If the same data is stored in different formats, the data occupies different volumes of storage capacity, and the time and cost that are required for Data Lake Analytics (DLA) to scan data vary. The performance of scanning data in the CSV format is lower than that in the ORC or Parquet format. To improve scan performance and minimize scan costs, you can convert TEXT data into ORC or Parquet data before you use DLA to scan data.

Most Alibaba Cloud users store CSV data in Object Storage Service (OSS). If you want to improve scan performance, you must use a third-party tool to convert the file format and then upload the converted data to OSS. The entire process is complex. To reduce your workload, you can use DLA to convert file formats.

Assume that 1.2 GB of data is stored in OSS in the CSV, TSV, or LOG format. The following table provides the storage space occupied by the data after the data formats are converted by DLA.

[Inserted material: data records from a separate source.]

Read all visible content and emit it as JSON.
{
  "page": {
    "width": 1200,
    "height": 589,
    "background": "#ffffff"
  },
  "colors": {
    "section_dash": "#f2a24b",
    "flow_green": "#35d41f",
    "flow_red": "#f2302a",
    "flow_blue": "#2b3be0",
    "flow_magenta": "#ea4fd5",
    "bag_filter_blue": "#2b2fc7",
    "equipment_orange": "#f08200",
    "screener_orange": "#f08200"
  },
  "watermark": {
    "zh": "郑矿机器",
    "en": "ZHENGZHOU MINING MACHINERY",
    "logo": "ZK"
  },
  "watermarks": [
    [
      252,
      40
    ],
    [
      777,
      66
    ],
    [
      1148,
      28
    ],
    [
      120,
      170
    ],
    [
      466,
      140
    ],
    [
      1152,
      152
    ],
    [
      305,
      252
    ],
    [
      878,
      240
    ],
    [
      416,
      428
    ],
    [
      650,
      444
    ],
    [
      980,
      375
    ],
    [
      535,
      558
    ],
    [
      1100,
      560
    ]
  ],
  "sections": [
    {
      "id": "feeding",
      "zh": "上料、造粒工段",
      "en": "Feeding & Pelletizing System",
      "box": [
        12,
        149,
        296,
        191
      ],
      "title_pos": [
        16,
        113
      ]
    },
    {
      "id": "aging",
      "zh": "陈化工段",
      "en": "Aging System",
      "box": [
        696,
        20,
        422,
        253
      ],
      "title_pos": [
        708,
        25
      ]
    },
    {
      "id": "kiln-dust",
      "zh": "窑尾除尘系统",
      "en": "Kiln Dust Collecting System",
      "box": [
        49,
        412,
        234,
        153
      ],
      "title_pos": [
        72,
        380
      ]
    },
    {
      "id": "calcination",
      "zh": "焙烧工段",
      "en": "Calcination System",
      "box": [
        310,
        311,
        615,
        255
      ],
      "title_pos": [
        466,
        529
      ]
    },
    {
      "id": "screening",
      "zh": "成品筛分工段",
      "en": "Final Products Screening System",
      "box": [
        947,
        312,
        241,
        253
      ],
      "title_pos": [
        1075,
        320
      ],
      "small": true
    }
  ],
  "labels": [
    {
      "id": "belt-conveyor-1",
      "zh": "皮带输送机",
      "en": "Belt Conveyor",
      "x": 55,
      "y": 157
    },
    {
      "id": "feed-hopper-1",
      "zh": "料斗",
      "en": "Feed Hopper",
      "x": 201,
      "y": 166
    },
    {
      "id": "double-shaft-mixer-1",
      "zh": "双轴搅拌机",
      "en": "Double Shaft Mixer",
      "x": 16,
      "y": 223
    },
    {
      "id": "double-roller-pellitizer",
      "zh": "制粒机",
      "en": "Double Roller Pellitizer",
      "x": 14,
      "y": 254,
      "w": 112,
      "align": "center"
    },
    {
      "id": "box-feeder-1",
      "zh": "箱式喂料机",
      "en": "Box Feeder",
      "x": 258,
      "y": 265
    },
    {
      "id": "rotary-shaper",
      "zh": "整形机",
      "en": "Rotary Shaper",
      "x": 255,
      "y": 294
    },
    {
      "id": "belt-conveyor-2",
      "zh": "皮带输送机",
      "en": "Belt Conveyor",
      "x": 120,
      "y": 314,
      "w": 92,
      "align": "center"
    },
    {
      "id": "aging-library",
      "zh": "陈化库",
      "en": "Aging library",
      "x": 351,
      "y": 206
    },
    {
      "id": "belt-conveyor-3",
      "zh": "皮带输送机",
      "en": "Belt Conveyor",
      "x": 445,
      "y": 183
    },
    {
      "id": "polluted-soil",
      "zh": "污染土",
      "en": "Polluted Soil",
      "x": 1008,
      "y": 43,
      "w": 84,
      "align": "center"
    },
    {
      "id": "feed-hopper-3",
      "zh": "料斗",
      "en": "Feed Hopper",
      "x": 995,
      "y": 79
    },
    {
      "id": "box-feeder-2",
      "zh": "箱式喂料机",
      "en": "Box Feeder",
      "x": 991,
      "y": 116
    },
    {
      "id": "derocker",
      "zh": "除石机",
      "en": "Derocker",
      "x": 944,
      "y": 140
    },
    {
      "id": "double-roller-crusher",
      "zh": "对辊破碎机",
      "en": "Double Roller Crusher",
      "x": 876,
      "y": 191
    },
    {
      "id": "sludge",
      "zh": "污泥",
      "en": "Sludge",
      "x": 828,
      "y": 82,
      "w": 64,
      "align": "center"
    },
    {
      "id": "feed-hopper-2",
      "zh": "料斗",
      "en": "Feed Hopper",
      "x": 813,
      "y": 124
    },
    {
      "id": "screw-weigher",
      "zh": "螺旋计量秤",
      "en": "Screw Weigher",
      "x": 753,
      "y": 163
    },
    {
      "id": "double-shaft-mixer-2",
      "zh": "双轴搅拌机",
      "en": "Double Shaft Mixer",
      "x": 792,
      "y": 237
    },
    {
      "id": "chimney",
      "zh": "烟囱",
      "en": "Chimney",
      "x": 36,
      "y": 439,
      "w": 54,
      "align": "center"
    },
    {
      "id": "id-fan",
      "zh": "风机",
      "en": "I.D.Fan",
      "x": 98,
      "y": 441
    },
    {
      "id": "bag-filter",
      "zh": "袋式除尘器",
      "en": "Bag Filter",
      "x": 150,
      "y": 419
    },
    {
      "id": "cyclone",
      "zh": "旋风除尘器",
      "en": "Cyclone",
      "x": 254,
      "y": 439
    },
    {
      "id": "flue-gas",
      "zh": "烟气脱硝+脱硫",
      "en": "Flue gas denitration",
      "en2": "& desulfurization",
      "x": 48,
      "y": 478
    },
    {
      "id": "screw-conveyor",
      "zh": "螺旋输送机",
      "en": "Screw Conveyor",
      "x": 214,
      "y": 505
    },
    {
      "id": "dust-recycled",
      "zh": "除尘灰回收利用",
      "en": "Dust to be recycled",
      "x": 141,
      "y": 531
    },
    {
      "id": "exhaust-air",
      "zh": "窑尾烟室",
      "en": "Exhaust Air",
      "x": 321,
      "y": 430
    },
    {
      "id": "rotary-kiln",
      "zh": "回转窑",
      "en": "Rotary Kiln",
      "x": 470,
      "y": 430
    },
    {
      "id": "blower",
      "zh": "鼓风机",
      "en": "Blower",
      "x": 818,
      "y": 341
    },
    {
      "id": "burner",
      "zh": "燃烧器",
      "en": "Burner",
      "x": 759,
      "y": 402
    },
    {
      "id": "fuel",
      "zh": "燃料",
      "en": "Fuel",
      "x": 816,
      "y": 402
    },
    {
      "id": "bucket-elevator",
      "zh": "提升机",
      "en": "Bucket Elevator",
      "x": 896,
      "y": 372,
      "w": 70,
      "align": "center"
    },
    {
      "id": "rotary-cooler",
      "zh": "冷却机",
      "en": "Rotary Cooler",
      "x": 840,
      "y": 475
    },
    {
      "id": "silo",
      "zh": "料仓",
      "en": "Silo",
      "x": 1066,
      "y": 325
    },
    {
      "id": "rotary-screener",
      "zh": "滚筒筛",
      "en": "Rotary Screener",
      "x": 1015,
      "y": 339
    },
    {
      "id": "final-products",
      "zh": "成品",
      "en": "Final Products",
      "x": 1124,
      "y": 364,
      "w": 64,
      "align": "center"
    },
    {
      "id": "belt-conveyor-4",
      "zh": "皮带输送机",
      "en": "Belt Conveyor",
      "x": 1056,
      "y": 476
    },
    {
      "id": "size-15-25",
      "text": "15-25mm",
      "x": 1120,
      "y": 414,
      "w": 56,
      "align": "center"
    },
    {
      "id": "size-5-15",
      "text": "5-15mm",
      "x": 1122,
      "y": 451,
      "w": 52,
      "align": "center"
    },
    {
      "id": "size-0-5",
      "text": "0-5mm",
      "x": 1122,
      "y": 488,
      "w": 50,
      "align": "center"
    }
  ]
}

Storage format Data source and characteristics Data volume change Data volume
JSON JSON data generated by a large number of applications. The data contains a large amount of redundant data. Increase by 151.7% 3.02 GB
AVRO Data in the Hadoop ecosystem, which is generated by legacy systems. Increase by 8.3% 1.3 GB
RCFile Data in the Hadoop ecosystem, which is generated by legacy systems. Decrease by 2.5% 1.17 GB
Parquet Data in the Hadoop ecosystem.
  • Adopts high-performance column-oriented storage to improve data query performance.
  • Supports nested data models.
  • Provides functions that return tuple-level statistical data.
Decrease by 53.3% 560 MB
ORC Data in the Hadoop ecosystem.
  • Provides functions that return tuple-level statistical data.
  • Supports a high compression ratio.
Decrease by 80.4% 235 MB